What a city bus may look like 50 years from now was the theme of “Bus of the Future,” an exhibit and presentation given by Santa Monica’ s Big Blue Bus at the 2008 AltCar Expo on Friday, September 26.
The Big Blue Bus collaborated with Pasadena’s Art Center College of Design to create design schemes for the “next generation” of transit. The idea, said Blue Bus Director of Transit Services Stephanie Negriff, was born out of the Blue Bus’s 80th birthday celebration a few months ago. Looking back at the bus company’s history, it was inevitable that the Blue Bus would find itself looking toward a future in which public transit will be of increasing importance.
Negriff told the Mirror that the main question for this project was, “What can we do to design buses to make them attractive and make people want to ride them?
“If we want to make a shift in how people travel, we have to think about how buses are designed and how people use them.”
Three Art Center College students, Giuseppe Fillipone, Gabriel Wartofsky, and Mike Peterson, submitted design concepts, which were judged on four criteria: sustainability, ridability, branding (fitting in with the image and style of Santa Monica), and innovation.
The designs were presented by Geoff Wardle, Director of Advanced Mobility Research at the Art Center, and by Gabriel Wartofsky, who described his own project.
Wartofsky’s “Icon Bus” was inspired by “iconic” double-decker buses in London and other cities. It is a two-story bus, with the lower level designed for “short-stop” seating and handicapped access. “Leaning” seats on the lower level save space by hanging vertically until they are in use. The upper level is for “long-journey” passengers and features conventional bench seats and a social area/viewing lounge at the front.
The Icon Bus is a Positive Emissions Vehicle, using exterior TiOx gills that break down atmospheric ozone into oxygen.
Fillipone’s “Cougar Bus” was inspired by the skeletal structure of felines such as the cougar, on whose strong backbone all other organs and sub-skeletal structures hinge. The Cougar bus separates the passenger “cell” from the chassis, where the mechanical functions are located. The size of the passenger cell can be adjusted depending on usage and passenger load. This bus also uses vertical “standing seats” to save space and has translucent walls to let in light and provide a view.

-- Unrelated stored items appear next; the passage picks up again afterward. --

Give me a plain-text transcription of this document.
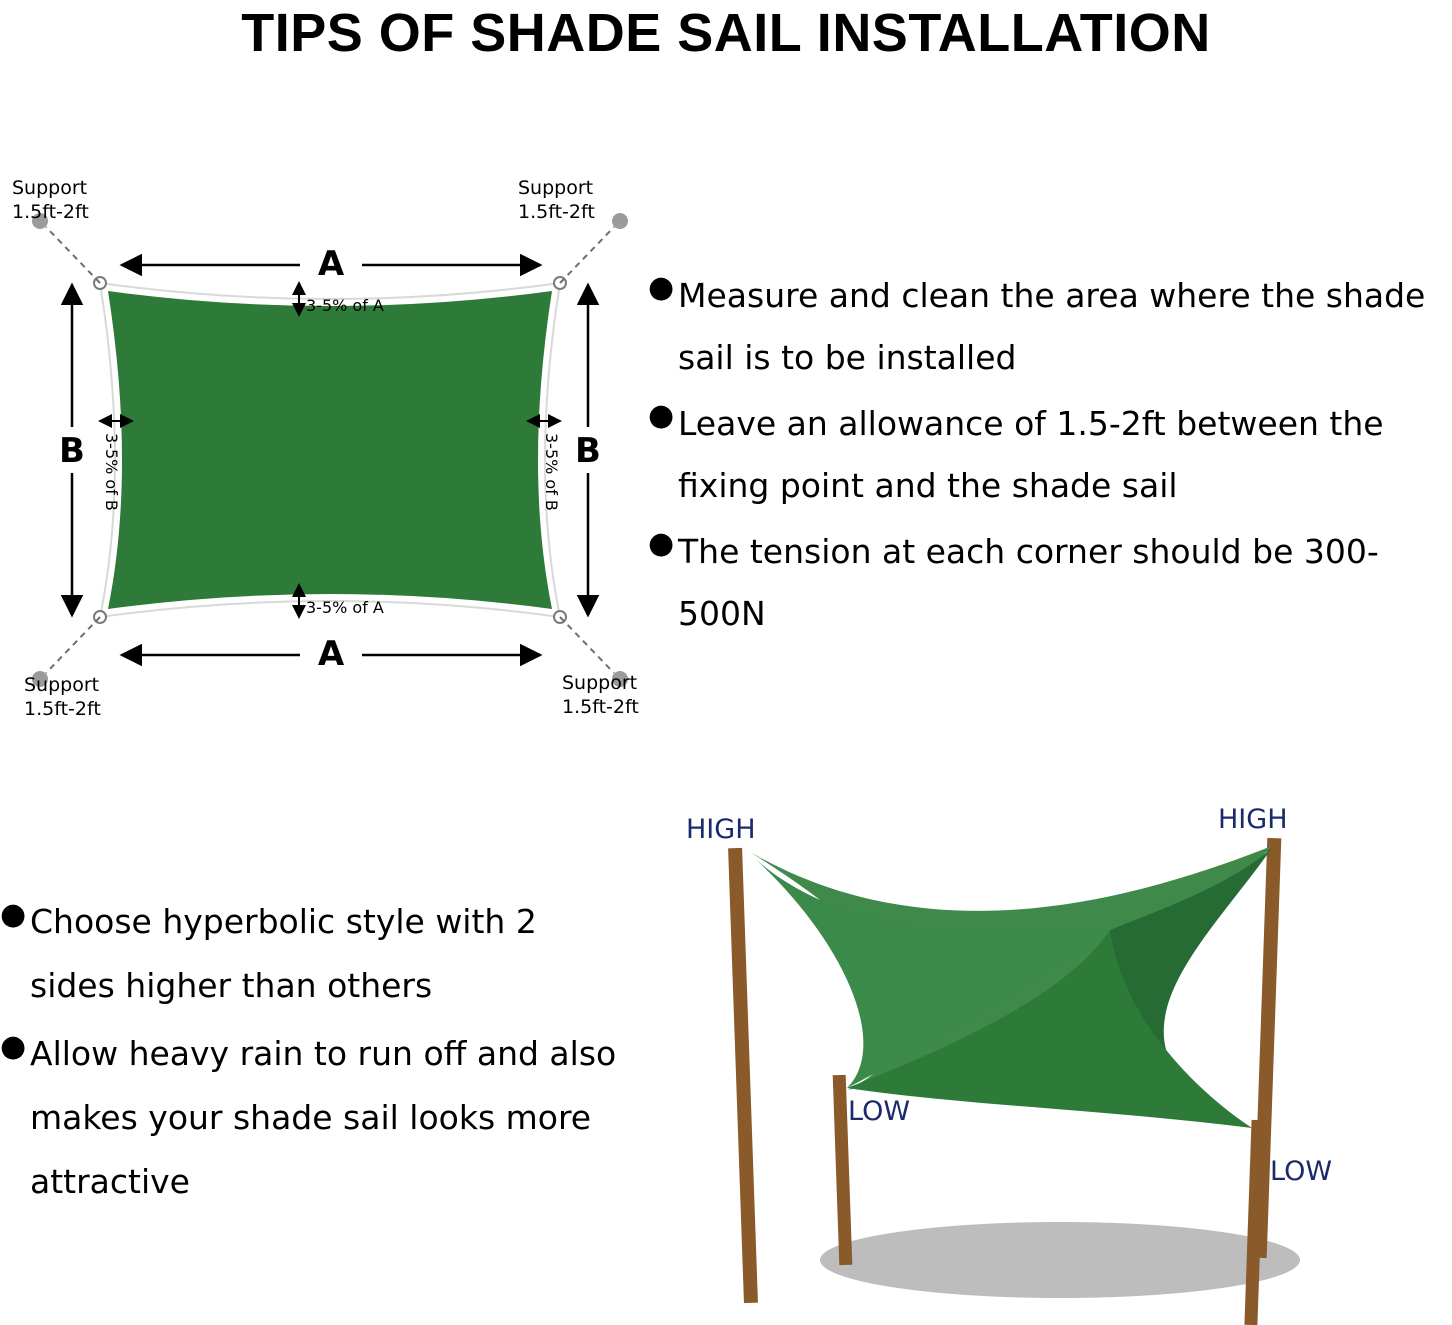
TIPS OF SHADE SAIL INSTALLATION
Support
1.5ft-2ft
Support
1.5ft-2ft
Support
1.5ft-2ft
Support
1.5ft-2ft
A
A
B	B
3-5% of A
3-5% of A
3-5% of B	3-5% of B
● Measure and clean the area where the shade sail is to be installed
● Leave an allowance of 1.5-2ft between the fixing point and the shade sail
● The tension at each corner should be 300-500N
● Choose hyperbolic style with 2 sides higher than others
● Allow heavy rain to run off and also makes your shade sail looks more attractive
HIGH	HIGH
LOW
LOW
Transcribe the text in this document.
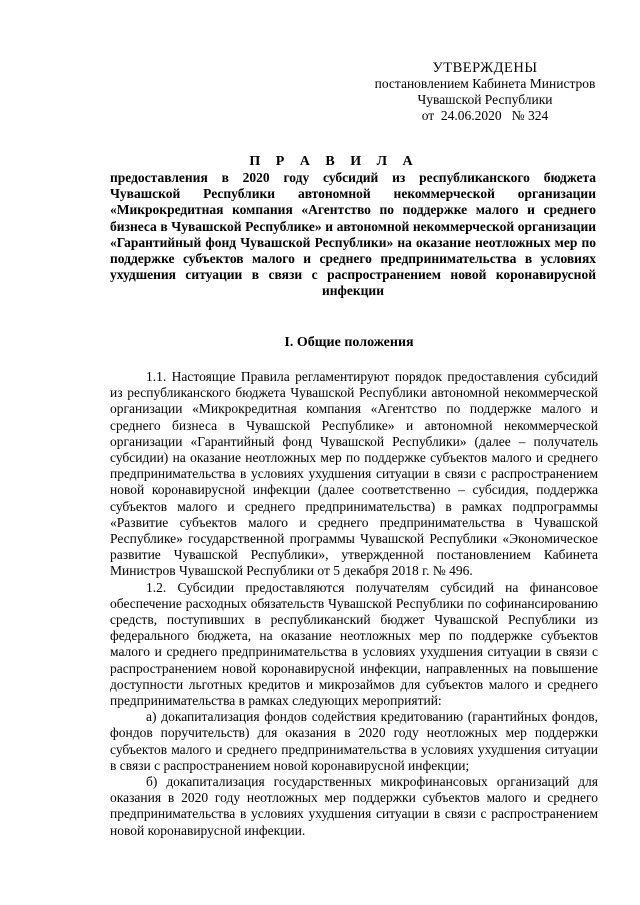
УТВЕРЖДЕНЫ
постановлением Кабинета Министров
Чувашской Республики
от  24.06.2020   № 324
П Р А В И Л А
предоставления в 2020 году субсидий из республиканского бюджета Чувашской Республики автономной некоммерческой организации «Микрокредитная компания «Агентство по поддержке малого и среднего бизнеса в Чувашской Республике» и автономной некоммерческой организации «Гарантийный фонд Чувашской Республики» на оказание неотложных мер по поддержке субъектов малого и среднего предпринимательства в условиях ухудшения ситуации в связи с распространением новой коронавирусной инфекции
I. Общие положения

1.1. Настоящие Правила регламентируют порядок предоставления субсидий из республиканского бюджета Чувашской Республики автономной некоммерческой организации «Микрокредитная компания «Агентство по поддержке малого и среднего бизнеса в Чувашской Республике» и автономной некоммерческой организации «Гарантийный фонд Чувашской Республики» (далее – получатель субсидии) на оказание неотложных мер по поддержке субъектов малого и среднего предпринимательства в условиях ухудшения ситуации в связи с распространением новой коронавирусной инфекции (далее соответственно – субсидия, поддержка субъектов малого и среднего предпринимательства) в рамках подпрограммы «Развитие субъектов малого и среднего предпринимательства в Чувашской Республике» государственной программы Чувашской Республики «Экономическое развитие Чувашской Республики», утвержденной постановлением Кабинета Министров Чувашской Республики от 5 декабря 2018 г. № 496.

1.2. Субсидии предоставляются получателям субсидий на финансовое обеспечение расходных обязательств Чувашской Республики по софинансированию средств, поступивших в республиканский бюджет Чувашской Республики из федерального бюджета, на оказание неотложных мер по поддержке субъектов малого и среднего предпринимательства в условиях ухудшения ситуации в связи с распространением новой коронавирусной инфекции, направленных на повышение доступности льготных кредитов и микрозаймов для субъектов малого и среднего предпринимательства в рамках следующих мероприятий:

а) докапитализация фондов содействия кредитованию (гарантийных фондов, фондов поручительств) для оказания в 2020 году неотложных мер поддержки субъектов малого и среднего предпринимательства в условиях ухудшения ситуации в связи с распространением новой коронавирусной инфекции;

б) докапитализация государственных микрофинансовых организаций для оказания в 2020 году неотложных мер поддержки субъектов малого и среднего предпринимательства в условиях ухудшения ситуации в связи с распространением новой коронавирусной инфекции.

Mike Peterson’s “Clear Volume Bus” took its design concept from partially finished buildings where the structure shows through. The center section of the bus is transparent, with a glass roof that can also be opened in warmer weather. Again, the seating is divided between conventional bench seats in the rear for those taking longer trips, and vertical seats in the middle and front.

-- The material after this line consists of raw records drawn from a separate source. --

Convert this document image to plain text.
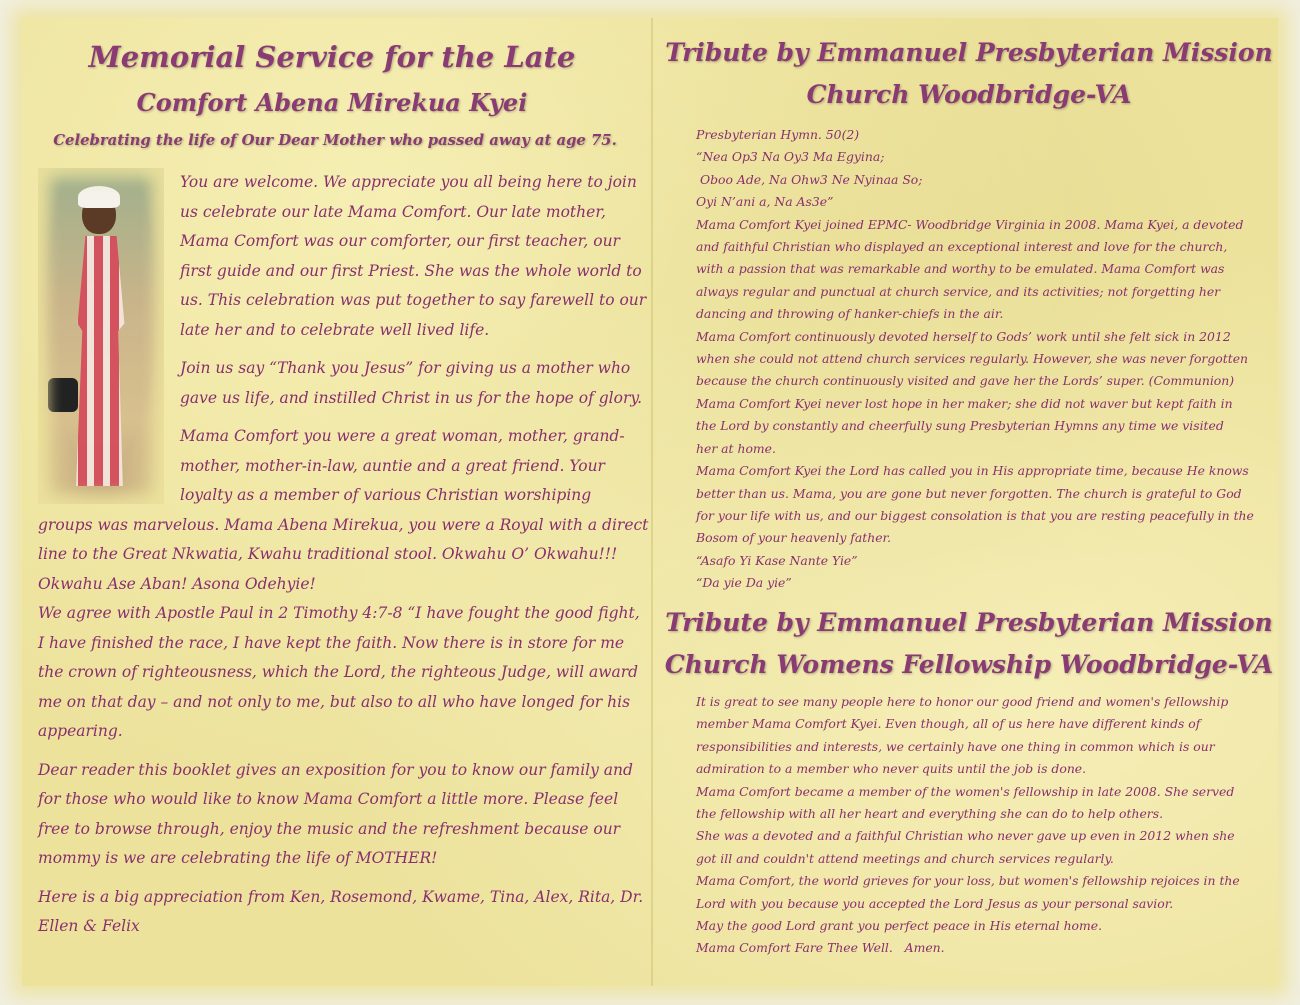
Memorial Service for the Late
Comfort Abena Mirekua Kyei
Celebrating the life of Our Dear Mother who passed away at age 75.

You are welcome. We appreciate you all being here to join us celebrate our late Mama Comfort. Our late mother, Mama Comfort was our comforter, our first teacher, our first guide and our first Priest. She was the whole world to us. This celebration was put together to say farewell to our late her and to celebrate well lived life.

Join us say “Thank you Jesus” for giving us a mother who gave us life, and instilled Christ in us for the hope of glory.

Mama Comfort you were a great woman, mother, grand-mother, mother-in-law, auntie and a great friend. Your loyalty as a member of various Christian worshiping groups was marvelous. Mama Abena Mirekua, you were a Royal with a direct line to the Great Nkwatia, Kwahu traditional stool. Okwahu O’ Okwahu!!! Okwahu Ase Aban! Asona Odehyie!

We agree with Apostle Paul in 2 Timothy 4:7-8 “I have fought the good fight, I have finished the race, I have kept the faith. Now there is in store for me the crown of righteousness, which the Lord, the righteous Judge, will award me on that day – and not only to me, but also to all who have longed for his appearing.

Dear reader this booklet gives an exposition for you to know our family and for those who would like to know Mama Comfort a little more. Please feel free to browse through, enjoy the music and the refreshment because our mommy is we are celebrating the life of MOTHER!

Here is a big appreciation from Ken, Rosemond, Kwame, Tina, Alex, Rita, Dr. Ellen & Felix

Tribute by Emmanuel Presbyterian Mission
Church Woodbridge-VA

Presbyterian Hymn. 50(2)

“Nea Op3 Na Oy3 Ma Egyina;

Oboo Ade, Na Ohw3 Ne Nyinaa So;

Oyi N’ani a, Na As3e”

Mama Comfort Kyei joined EPMC- Woodbridge Virginia in 2008. Mama Kyei, a devoted

and faithful Christian who displayed an exceptional interest and love for the church,

with a passion that was remarkable and worthy to be emulated. Mama Comfort was

always regular and punctual at church service, and its activities; not forgetting her

dancing and throwing of hanker-chiefs in the air.

Mama Comfort continuously devoted herself to Gods’ work until she felt sick in 2012

when she could not attend church services regularly. However, she was never forgotten

because the church continuously visited and gave her the Lords’ super. (Communion)

Mama Comfort Kyei never lost hope in her maker; she did not waver but kept faith in

the Lord by constantly and cheerfully sung Presbyterian Hymns any time we visited

her at home.

Mama Comfort Kyei the Lord has called you in His appropriate time, because He knows

better than us. Mama, you are gone but never forgotten. The church is grateful to God

for your life with us, and our biggest consolation is that you are resting peacefully in the

Bosom of your heavenly father.

“Asafo Yi Kase Nante Yie”

“Da yie Da yie”

Tribute by Emmanuel Presbyterian Mission
Church Womens Fellowship Woodbridge-VA

It is great to see many people here to honor our good friend and women's fellowship

member Mama Comfort Kyei. Even though, all of us here have different kinds of

responsibilities and interests, we certainly have one thing in common which is our

admiration to a member who never quits until the job is done.

Mama Comfort became a member of the women's fellowship in late 2008. She served

the fellowship with all her heart and everything she can do to help others.

She was a devoted and a faithful Christian who never gave up even in 2012 when she

got ill and couldn't attend meetings and church services regularly.

Mama Comfort, the world grieves for your loss, but women's fellowship rejoices in the

Lord with you because you accepted the Lord Jesus as your personal savior.

May the good Lord grant you perfect peace in His eternal home.

Mama Comfort Fare Thee Well.   Amen.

The middle section can be lowered to allow passengers to enter without the need for stairs or ramps.
The Clear Volume Bus runs on a hydrogen fuel cell electric drive housed under the floor of the rear section.
Following the presentation of the designs, a panel of judges voted their choices. The results:
The Clear Volume Bus took the honors for both ridability and branding.
The Icon Bus was judged best for sustainability.
For innovation, the Cougar Bus was the winner.
The Big Blue Bus will be giving presentations at transportation events around the country during the next year, in the hope that these designs might inspire the design of actual public transit vehicles.